Today’s Question: Since there is no “Maximize Compatibility” for TIFF files [in Adobe Photoshop], does that mean TIFF automatically creates the flattened composite layer? If TIFF files can maintain all Photoshop edits, automatically “maximize compatibility” (if, in fact, they do), and support compression to boot, is there any advantage to saving as PSD over TIFF?
Tim’s Quick Answer: Yes, you can think of TIFF files saved from Adobe Photoshop as effectively always having “Maximize Compatibility” turned on, whereas this is an option you can turn on or off for PSD files. So, you might say that the only reason you might prefer to save as a PSD file is if you want to be able to turn off Maximize Compatibility.
More Detail: In Photoshop you have the option to turn “Maximize Compatibility” on or off for Photoshop PSD files you save. It is necessary to turn on Maximize Compatibility in order to be able to import photos into Lightroom Classic, or to open those PSD files with software that support PSD files but not layers and other special features in Photoshop.
You might think of TIFF files saved from Photoshop as effectively always having Maximize Compatibility turned on. In other words, even if other software supports TIFF images but does not support the various layers and other special features in Photoshop, you would still be able to open a flattened version of that TIFF image using that other software.

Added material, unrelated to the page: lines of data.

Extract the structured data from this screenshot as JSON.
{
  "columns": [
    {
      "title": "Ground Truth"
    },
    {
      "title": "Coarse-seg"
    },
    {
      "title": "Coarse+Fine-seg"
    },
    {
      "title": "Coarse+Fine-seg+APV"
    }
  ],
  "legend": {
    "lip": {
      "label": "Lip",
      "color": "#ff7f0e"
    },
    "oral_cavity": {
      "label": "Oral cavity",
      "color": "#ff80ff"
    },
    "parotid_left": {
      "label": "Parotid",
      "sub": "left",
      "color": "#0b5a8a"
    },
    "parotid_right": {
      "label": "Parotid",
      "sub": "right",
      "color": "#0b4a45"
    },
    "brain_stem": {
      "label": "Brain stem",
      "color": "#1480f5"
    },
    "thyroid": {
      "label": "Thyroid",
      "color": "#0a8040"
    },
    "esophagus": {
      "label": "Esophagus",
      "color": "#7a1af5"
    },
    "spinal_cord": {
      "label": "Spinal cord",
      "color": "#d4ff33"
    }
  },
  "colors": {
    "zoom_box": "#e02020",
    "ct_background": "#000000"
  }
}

In addition, TIFF files provides you with greater flexibility in terms of compression compared to PSD files. Therefore, now that Photoshop supports a layer-based workflow for TIFF images in a way that used to require saving as a PSD, my general preference is to use the TIFF file format rather than the PSD file format when saving images from Photoshop (including images sent to Photoshop from Lightroom Classic).